The Easel

3rd March 2026

Jasper Johns: between the clock and the bed

An interview with an obvious commercial slant, but interesting, nonetheless. When Johns started making “crosshatch” paintings in 1972, they were abruptly different from his previous work. These “fraught and fidgety” patterns bore no relation to pop art but neither did they have the emotional drama of artists such as Pollock and Rothko. Some speculated that he was referencing Picasso and Munch. Mostly though, they showed that Johns “didn’t just know how to paint, he knew how to make a painting do more.”

24th February 2026

Yoko Ono’s Art Is an Exercise in Hope

Ono is one of the world’s “most generous artists,” says the writer, because she incorporates the viewer into her work. By the mid 1960’s she was well known in the art avant garde through works such as Cut Piece (1964) where audiences snipped pieces from her dress. Compared to her work after meeting John Lennon, the early work seems “more radical … collaboration diminished [her] female brazenness”. Says one writer “That tension—between doing and thinking—is where Ono’s art lives.”

The Worst Show of 2025

When Johnson’s show opened at the Guggenheim, a critic wondered whether his work was “activism or just décor”. Those doubts persist. Johnson is “just okay” as an artist – so how did he get this prestigious retrospective? Perhaps it’s because his “post-black” work is “citation heavy”, meaning that evaluation of his art is deflected into discussions of “biography and identity”. Palm trees have been hung in the museum’s central void, perhaps “a way to nervously fill that famous space, as if the art itself isn’t enough”.

How Kaari Upson turned her world upside down

About to open in Germany, Upson’s retrospective celebrates a promising career cut short by early death. She came to prominence with her “Larry” series inspired by exploring the abandoned house of an unknown neighbour. It’s a commentary on masculinity but, more importantly, an example of how her art blurs boundaries. She blurs individual identities, but also the boundary between fact versus fiction, between what is public versus private. This retrospective “will surely not be her last.”.
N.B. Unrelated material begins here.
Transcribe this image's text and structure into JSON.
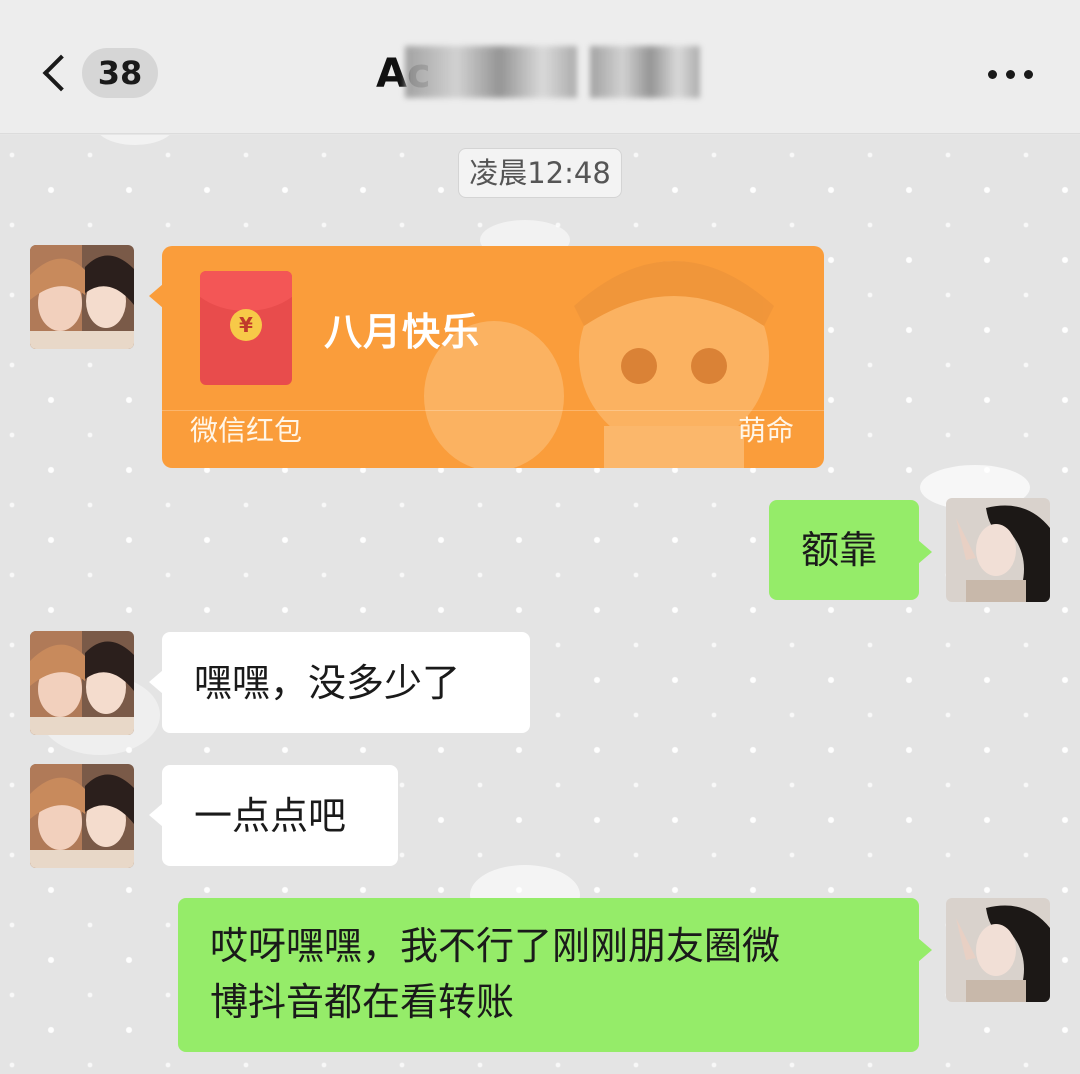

Between Worlds: Visitors to 37-08 Utopia Parkway

Cornell’s studio has been re-created in a Paris gallery, bringing many reminiscences of this unusual artist. He lived in suburban New York and dreamed of travelling to Paris. His collages, box assemblages and films were made with materials from bric-a-brac stores. Inspired by surrealism his boxes are exercises in “urban reverie”. Despite friendships with many notable artists, he was a loner – or as a friend called him, a monk. Says a curator, Cornell was “born on the wrong continent at the wrong time”.